Sacramento — Three major consumer advocacy groups announced they would urge legislators to support the proposal they have developed to protect utility consumers in the short run and fix California’s electricity market for the long term. The three groups, The Utility Reform Network (TURN), The Foundation for Taxpayer and Consumer Rights (FTCR) and Consumers Union, in 1997, started the efforts to correct California’s disastrous scheme to de-regulate the electricity market.
The current electricity market crisis has two separate but related parts.

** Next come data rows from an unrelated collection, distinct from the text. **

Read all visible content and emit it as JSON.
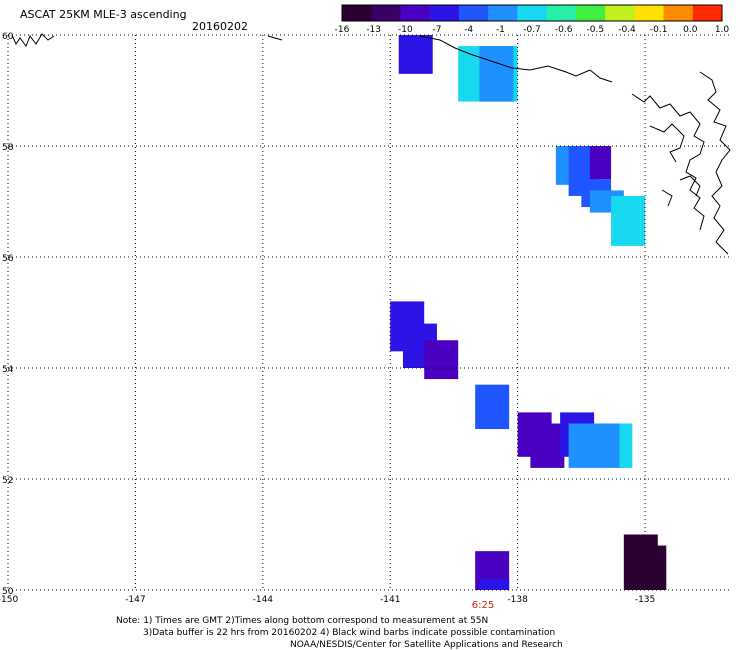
{
  "header": {
    "title": "ASCAT 25KM MLE-3 ascending",
    "date": "20160202"
  },
  "colorbar": {
    "ticks": [
      "-16",
      "-13",
      "-10",
      "-7",
      "-4",
      "-1",
      "-0.7",
      "-0.6",
      "-0.5",
      "-0.4",
      "-0.1",
      "0.0",
      "1.0"
    ],
    "colors": [
      "#2a0030",
      "#3a0068",
      "#4a00c0",
      "#2d14e6",
      "#1f56ff",
      "#1e90ff",
      "#18d8f0",
      "#28f0a8",
      "#40f040",
      "#c0f020",
      "#ffe000",
      "#ff8c00",
      "#ff2a00"
    ]
  },
  "map": {
    "lon_range": [
      -150,
      -133
    ],
    "lat_range": [
      50,
      60
    ],
    "x_tick_labels": [
      "-150",
      "-147",
      "-144",
      "-141",
      "-138",
      "-135"
    ],
    "y_tick_labels": [
      "50",
      "52",
      "54",
      "56",
      "58",
      "60"
    ],
    "time_label": "6:25",
    "time_label_color": "#cc2200"
  },
  "cells": [
    {
      "lon": [
        -140.8,
        -140.0
      ],
      "lat": [
        59.3,
        60.0
      ],
      "color": "#2d14e6"
    },
    {
      "lon": [
        -139.4,
        -138.0
      ],
      "lat": [
        58.8,
        59.8
      ],
      "color": "#18d8f0"
    },
    {
      "lon": [
        -138.9,
        -138.1
      ],
      "lat": [
        58.8,
        59.8
      ],
      "color": "#1e90ff"
    },
    {
      "lon": [
        -137.1,
        -136.3
      ],
      "lat": [
        57.3,
        58.0
      ],
      "color": "#1e90ff"
    },
    {
      "lon": [
        -136.8,
        -136.1
      ],
      "lat": [
        57.1,
        58.0
      ],
      "color": "#1f56ff"
    },
    {
      "lon": [
        -136.3,
        -135.8
      ],
      "lat": [
        57.4,
        58.0
      ],
      "color": "#4a00c0"
    },
    {
      "lon": [
        -136.5,
        -135.8
      ],
      "lat": [
        56.9,
        57.4
      ],
      "color": "#1f56ff"
    },
    {
      "lon": [
        -136.3,
        -135.5
      ],
      "lat": [
        56.8,
        57.2
      ],
      "color": "#1e90ff"
    },
    {
      "lon": [
        -135.8,
        -135.0
      ],
      "lat": [
        56.2,
        57.1
      ],
      "color": "#18d8f0"
    },
    {
      "lon": [
        -141.0,
        -140.2
      ],
      "lat": [
        54.3,
        55.2
      ],
      "color": "#2d14e6"
    },
    {
      "lon": [
        -140.7,
        -139.9
      ],
      "lat": [
        54.0,
        54.8
      ],
      "color": "#2d14e6"
    },
    {
      "lon": [
        -140.2,
        -139.4
      ],
      "lat": [
        53.8,
        54.5
      ],
      "color": "#4a00c0"
    },
    {
      "lon": [
        -139.0,
        -138.2
      ],
      "lat": [
        52.9,
        53.7
      ],
      "color": "#1f56ff"
    },
    {
      "lon": [
        -138.0,
        -137.2
      ],
      "lat": [
        52.4,
        53.2
      ],
      "color": "#4a00c0"
    },
    {
      "lon": [
        -137.7,
        -136.9
      ],
      "lat": [
        52.2,
        53.0
      ],
      "color": "#4a00c0"
    },
    {
      "lon": [
        -137.0,
        -136.2
      ],
      "lat": [
        52.4,
        53.2
      ],
      "color": "#2d14e6"
    },
    {
      "lon": [
        -136.8,
        -135.5
      ],
      "lat": [
        52.2,
        53.0
      ],
      "color": "#1e90ff"
    },
    {
      "lon": [
        -135.6,
        -135.3
      ],
      "lat": [
        52.2,
        53.0
      ],
      "color": "#18d8f0"
    },
    {
      "lon": [
        -139.0,
        -138.2
      ],
      "lat": [
        50.0,
        50.7
      ],
      "color": "#4a00c0"
    },
    {
      "lon": [
        -138.9,
        -138.2
      ],
      "lat": [
        50.0,
        50.2
      ],
      "color": "#2d14e6"
    },
    {
      "lon": [
        -135.5,
        -134.7
      ],
      "lat": [
        50.0,
        51.0
      ],
      "color": "#2a0030"
    },
    {
      "lon": [
        -134.8,
        -134.5
      ],
      "lat": [
        50.0,
        50.8
      ],
      "color": "#2a0030"
    }
  ],
  "notes": {
    "line1": "Note: 1) Times are GMT 2)Times along bottom correspond to measurement at 55N",
    "line2": "3)Data buffer is 22 hrs from 20160202 4) Black wind barbs indicate possible contamination",
    "line3": "NOAA/NESDIS/Center for Satellite Applications and Research"
  }
}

The first aspect of the crisis is the design of our electricity system. To date we have provided the nation with an example of what not to do. We must do better this time. In the wake of the failure of the deregulation experiment, California must develop a system that ensures a reliable and reasonably priced supply of energy. We have set out the following two-part plan:
- Require PG&E and Edison to sell the power they generate to their core customers, homeowners, renters, and small businesses, on a cost plus reasonable rate of return basis subject to rate making by the P.U.C. This will stabilize prices for California ratepayers at lower prices than they now face and protect consumers from price gouging by out-of-state suppliers. The state should also provide Californians who are on fixed incomes, retirees and low-income consumers with additional financial assistance to help with increased electric/utility bills
- Create a public power authority that will:
- Be authorized to purchase the electricity transmission system;
- Build, to own and operate, power plants on a cost of service basis;
- Institute “Integrated Resource Planning” to project demand and identify the appropriate actions needed to meet that demand. Resource planning includes conservation efforts, energy efficiency programs for residential and commercial consumers and the building of new plants that utilize renewable resources;
- Contract with companies operating existing plants for reasonable electricity rates or, if the companies refuse, condemn the plants and generate power from these facilities on a cost of service basis.
The second aspect of the crisis is a financial problem, created by the utility companies’ creative accounting, mismanagement and wrong headed design of a de-regulated market, which has led Edison and PG&E to claim billions of dollars of losses. Even assuming one can arrive at an accurate accounting for out of pocket loss, if any, bailing out and subsidizing the companies is unwarranted. A rate hike sends the message to generators that they can continue to exploit the wholesale market, and it signals capitulation to paying for problems private companies create in the future. California can’t afford to continue resuscitating failing enterprises. Losses, if any, should be borne by those who stand to profit: shareholders and creditors, not customers. $20 billion in excess charges is enough.
The Legislature must protect consumers from rate hikes or any form of a bailout of the utilities that created this deregulation disaster. There must be no “securitization plan” in which bonds are sold to provide the utilities with an infusion of cash and the ratepayers or taxpayers are forced to repay the bonds over a period years.